Interesting that the development of the American A-Bomb was undertaken because it was believed that Hitler was already well along in nuclear weapon development, and the initial idea was to use the U. S. A-Bomb on Germany. However, the German efforts in that direction were very minimal, and a German A-Bomb was never a possibility. Plus V-E day came along long before the U. S. bomb was even tested. The book I mentioned previously devotes a great deal of discussion about exactly how and why the final decision was made to drop the bombs on Hiroshima and Nagasaki. Turns out much of that decision was the result of political calculus between the interests of the USA and the Soviet Union rather than simply as a means of avoiding a U. S. invasion of the Japanese home islands which, for numerous reasons, probably wouldn't have occurred even with no bomb available.
Changed the world for the better.
If we hand't nuked Japan, more of our boys would be dead. It was the classic "better them than us" at the time and the only option to avoid a full blown land assault invasion which would have left millions dead on both sides.
Werner Heisenberg, Hitler's top nuclear physicist, was targeted for an OSS assassination, but it was never carried out.
" In the summer of 1944 a new effort was launched, this time led by Moe Berg, a former major league catcher who spoke seven languages and was a special agent of the Office of Strategic Services.
Heisenberg traveled to Zurich in December 1944 to give a lecture at the Federal Technical College. Berg, a gun in his pocket, met Heisenberg there, posing in the audience as an interested Swiss visitor. Berg's instructions were simply to size up the German scientist, then 43 years old. But if Heisenberg seemed to suggest that a Nazi atomic bomb was eminent, Berg was instructed to kill him on the spot.

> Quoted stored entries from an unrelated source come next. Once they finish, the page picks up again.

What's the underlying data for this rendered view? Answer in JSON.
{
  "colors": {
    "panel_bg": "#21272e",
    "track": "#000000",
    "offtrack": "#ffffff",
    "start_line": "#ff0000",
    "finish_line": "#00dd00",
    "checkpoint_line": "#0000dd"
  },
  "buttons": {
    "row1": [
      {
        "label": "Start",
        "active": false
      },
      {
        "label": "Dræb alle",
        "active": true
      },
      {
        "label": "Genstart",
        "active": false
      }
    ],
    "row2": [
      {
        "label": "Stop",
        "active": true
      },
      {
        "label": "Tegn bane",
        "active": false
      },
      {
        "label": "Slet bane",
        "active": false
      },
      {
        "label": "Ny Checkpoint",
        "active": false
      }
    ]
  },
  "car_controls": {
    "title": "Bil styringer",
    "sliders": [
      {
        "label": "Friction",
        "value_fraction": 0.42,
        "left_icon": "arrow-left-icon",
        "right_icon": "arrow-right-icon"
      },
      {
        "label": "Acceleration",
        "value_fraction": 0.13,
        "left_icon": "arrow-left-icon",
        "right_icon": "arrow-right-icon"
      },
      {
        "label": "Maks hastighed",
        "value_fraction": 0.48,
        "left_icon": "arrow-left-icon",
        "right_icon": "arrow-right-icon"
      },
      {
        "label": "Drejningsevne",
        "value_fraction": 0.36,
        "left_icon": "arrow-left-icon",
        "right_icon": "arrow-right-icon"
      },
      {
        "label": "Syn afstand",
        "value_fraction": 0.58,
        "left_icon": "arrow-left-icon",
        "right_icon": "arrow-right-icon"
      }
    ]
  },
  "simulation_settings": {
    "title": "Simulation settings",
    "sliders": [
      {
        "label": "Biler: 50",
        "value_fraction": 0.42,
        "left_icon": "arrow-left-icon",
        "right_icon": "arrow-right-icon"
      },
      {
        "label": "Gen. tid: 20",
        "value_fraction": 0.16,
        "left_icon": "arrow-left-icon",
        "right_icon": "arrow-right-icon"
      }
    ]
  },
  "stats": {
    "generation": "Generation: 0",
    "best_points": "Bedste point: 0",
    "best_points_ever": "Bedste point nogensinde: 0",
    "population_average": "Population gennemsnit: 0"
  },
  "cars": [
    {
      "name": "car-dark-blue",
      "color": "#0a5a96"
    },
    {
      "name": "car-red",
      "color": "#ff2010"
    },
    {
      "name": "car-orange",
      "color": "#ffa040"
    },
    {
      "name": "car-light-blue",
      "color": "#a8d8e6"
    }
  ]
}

Berg watched and listened. He decided that Heisenberg's eyes were sinister. But he did nothing.
A few days later, Berg accompanied his quarry back to a Zurich hotel after a dinner party, chatting amiably, trying to draw out Heisenberg's feelings about the Nazi regime.
In reports prepared for Washington, Berg said that the prospects for the German bomb effort were exceedingly dim and that Heisenberg might be ready to defect."